Manche Fragen sind in der Rechtsprechung so „ausgepauckt“, dass es dazu an sich keine obergerichtlichen Entscheidungen mehr geben dürfte. Und man fragt sich dann, warum gibt es sie doch? Fahrlässige Unwissenheit der Tatrichter oder bewusste Negierung der obwergerichtlichen Rechtsprechung. Hoffen wir, dass es der ersten Grund, der ist schon schlimm genug.Und auf dem Feld bewegt man sich, wenn es um die Frage der Entbindung des Betroffenen von seiner Anwesenheitspflicht in der Hauptverhandlung des Bußgeldverfahrens geht. Da ist es einhellige Meinung, dass dann, wenn der Betroffene seine Fahrereigenschaft zum Tatzeitpunkt ausdrücklich einräumt und erklärt, dass er sich in der Hauptverhandlung nicht weitergehend zu seinen wirtschaftlichen Verhältnissen oder zur Sache einlassen werde, er auf seinen Antrag von der Pflicht zur Anwesenheit in der Hauptverhandlung des Bußgeldverfahrens zu entbinden ist.
Das hatte ein Amtsrichter beim AG Potsdam dann anders gesehen. Sein Verwerfungsurteil ist dann psotwendend auf die Rechtsbeschwerde des Verteidigers hin durch den OLG Brandenburg, Beschl. v. 22.02.2016 – 1 53 Ss-OWi 617/15 304/15 aufgehoben worden:
„b) Die Verfahrensrüge ist auch begründet. Mit ihr trägt die Verteidigung zutreffend vor, dass die Vorgehensweise des Tatgerichts, den Betroffenen nicht von der Verpflichtung zum persönlichen Erscheinen in der Hauptverhandlung zu entbinden, gegen § 73 Abs. 2 OWiG verstößt.
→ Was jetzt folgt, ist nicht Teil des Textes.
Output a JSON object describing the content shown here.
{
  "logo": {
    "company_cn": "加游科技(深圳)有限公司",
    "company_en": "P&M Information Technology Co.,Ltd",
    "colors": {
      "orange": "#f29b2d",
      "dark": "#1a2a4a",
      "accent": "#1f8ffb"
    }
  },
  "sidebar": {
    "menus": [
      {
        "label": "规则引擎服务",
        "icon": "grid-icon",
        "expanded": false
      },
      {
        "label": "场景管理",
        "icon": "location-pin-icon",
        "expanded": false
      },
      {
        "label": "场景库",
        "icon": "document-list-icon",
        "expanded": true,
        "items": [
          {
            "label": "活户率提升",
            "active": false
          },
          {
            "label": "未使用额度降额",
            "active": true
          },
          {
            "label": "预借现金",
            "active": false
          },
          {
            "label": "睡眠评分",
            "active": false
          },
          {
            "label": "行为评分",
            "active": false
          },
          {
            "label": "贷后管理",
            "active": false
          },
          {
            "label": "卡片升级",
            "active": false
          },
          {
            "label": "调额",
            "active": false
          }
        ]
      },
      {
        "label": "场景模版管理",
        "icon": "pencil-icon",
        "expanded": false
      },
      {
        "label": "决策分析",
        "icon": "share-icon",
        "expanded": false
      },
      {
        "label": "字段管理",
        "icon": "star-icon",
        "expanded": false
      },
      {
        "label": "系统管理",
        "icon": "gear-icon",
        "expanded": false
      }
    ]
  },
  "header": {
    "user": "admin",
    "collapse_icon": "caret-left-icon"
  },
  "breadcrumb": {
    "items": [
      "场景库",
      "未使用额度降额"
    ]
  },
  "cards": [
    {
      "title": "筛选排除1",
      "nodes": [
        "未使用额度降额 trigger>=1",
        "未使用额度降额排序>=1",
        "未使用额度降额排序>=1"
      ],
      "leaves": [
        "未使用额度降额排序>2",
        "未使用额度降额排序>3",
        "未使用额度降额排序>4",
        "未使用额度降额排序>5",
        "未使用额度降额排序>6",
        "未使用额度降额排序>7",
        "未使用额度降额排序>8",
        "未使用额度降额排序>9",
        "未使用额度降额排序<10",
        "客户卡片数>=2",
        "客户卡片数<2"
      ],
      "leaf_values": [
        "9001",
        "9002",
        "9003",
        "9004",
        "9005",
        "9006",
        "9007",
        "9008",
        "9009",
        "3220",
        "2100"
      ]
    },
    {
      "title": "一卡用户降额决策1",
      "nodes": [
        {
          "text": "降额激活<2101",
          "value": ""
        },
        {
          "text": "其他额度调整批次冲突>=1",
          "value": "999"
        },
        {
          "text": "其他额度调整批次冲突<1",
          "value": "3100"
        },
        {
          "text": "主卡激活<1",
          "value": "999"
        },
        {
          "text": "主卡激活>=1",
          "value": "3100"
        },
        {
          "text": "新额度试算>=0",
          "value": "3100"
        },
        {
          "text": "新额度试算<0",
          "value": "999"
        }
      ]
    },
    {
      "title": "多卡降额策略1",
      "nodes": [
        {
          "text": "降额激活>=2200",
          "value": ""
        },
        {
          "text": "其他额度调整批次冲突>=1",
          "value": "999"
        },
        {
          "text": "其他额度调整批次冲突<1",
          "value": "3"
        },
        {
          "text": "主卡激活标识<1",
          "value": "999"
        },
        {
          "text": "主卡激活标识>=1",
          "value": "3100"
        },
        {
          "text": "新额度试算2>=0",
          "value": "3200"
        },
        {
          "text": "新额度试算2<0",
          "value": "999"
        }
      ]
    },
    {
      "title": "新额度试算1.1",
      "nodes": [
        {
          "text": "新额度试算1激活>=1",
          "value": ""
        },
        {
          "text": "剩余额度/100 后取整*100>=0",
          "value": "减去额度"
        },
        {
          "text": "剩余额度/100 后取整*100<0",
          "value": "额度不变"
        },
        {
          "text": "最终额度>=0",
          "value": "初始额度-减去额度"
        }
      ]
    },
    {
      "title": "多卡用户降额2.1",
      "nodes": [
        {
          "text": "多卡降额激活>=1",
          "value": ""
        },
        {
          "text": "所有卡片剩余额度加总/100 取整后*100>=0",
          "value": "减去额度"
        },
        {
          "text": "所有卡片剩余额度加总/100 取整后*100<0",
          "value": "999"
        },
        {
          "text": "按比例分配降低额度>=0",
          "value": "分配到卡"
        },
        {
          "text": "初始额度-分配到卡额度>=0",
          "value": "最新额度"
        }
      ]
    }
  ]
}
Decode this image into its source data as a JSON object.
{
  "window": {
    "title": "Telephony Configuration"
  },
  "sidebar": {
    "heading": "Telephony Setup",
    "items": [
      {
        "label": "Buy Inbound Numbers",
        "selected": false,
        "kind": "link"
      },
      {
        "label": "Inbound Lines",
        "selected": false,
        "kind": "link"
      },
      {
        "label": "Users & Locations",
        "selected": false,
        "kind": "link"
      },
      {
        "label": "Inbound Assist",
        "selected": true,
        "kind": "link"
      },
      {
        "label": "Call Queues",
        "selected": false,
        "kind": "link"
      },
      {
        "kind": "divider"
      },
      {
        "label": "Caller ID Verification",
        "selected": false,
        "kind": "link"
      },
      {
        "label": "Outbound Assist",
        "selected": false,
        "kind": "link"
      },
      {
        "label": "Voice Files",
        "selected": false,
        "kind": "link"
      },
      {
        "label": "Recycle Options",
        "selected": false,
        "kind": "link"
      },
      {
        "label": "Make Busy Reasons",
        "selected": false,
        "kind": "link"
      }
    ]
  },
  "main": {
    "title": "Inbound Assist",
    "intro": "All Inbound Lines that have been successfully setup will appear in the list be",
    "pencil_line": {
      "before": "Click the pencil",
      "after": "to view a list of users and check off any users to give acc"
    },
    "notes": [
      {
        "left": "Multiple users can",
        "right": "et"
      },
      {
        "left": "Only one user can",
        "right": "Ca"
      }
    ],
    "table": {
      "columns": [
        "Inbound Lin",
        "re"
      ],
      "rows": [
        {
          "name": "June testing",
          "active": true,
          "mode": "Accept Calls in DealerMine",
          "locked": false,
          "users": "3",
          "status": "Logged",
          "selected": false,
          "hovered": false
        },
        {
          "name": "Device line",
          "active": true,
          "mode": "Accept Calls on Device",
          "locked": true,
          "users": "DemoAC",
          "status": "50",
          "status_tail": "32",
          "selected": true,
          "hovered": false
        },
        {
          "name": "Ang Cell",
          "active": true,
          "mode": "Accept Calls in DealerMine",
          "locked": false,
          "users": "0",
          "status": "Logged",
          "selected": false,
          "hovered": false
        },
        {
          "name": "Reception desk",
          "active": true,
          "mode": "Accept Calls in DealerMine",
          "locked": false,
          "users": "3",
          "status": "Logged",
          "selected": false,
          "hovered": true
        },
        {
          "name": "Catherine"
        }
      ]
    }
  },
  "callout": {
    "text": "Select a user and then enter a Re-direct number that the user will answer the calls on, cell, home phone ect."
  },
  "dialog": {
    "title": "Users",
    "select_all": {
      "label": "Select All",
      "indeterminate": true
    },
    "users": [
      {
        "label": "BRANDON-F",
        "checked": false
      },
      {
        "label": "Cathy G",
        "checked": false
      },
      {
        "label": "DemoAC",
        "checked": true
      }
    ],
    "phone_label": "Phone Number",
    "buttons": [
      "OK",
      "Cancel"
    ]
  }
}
Das Bußgeldgericht hatte dem Antrag vom 02. Juli 2015 zu entsprechen, weil die Voraussetzungen für eine Entbindung erfüllt waren. Der Verteidiger hatte in der Antragsschrift ausgeführt, dass der Betroffene seine Fahrereigenschaft zum Tatzeitpunkt ausdrücklich einräume, sich in der Hauptverhandlung aber nicht weitergehend zu seinen wirtschaftlichen Verhältnissen oder zur Sache einlassen werde. Eine wirksame Vertretungsvollmacht befand sich bereits bei den Gerichtsakten.
In der Nichtberücksichtigung der Einlassung des in der Hauptverhandlung abwesenden Betroffenen aufgrund fehlerhafter Ablehnung des Entbindungsantrags und in der Verwerfung des Einspruchs gegen den Bußgeldbescheid ohne Verhandlung zur Sache liegt eine Verletzung des Grundrechts des Betroffenen auf Gewährung rechtlichen Gehörs, Art 103 Abs. 1 GG. Der Betroffene hat ein Recht darauf, dass das Gericht seine Ausführungen zur Kenntnis nimmt und in seiner Abwesenheit zur Sache verhandelt und entscheidet, sofern die gesetzlichen Voraussetzungen eines Abwesenheitsverfahrens vorliegen (Senatsbeschluss vom 18. Februar 2015 — 1 Ss-OWi 351 Z/15 m. w. N.).“
Kann man m.E. nicht mehr viel zu sagen, außer: Wenn nicht „unfassbar“, dann aber zumindest „unverständlich“.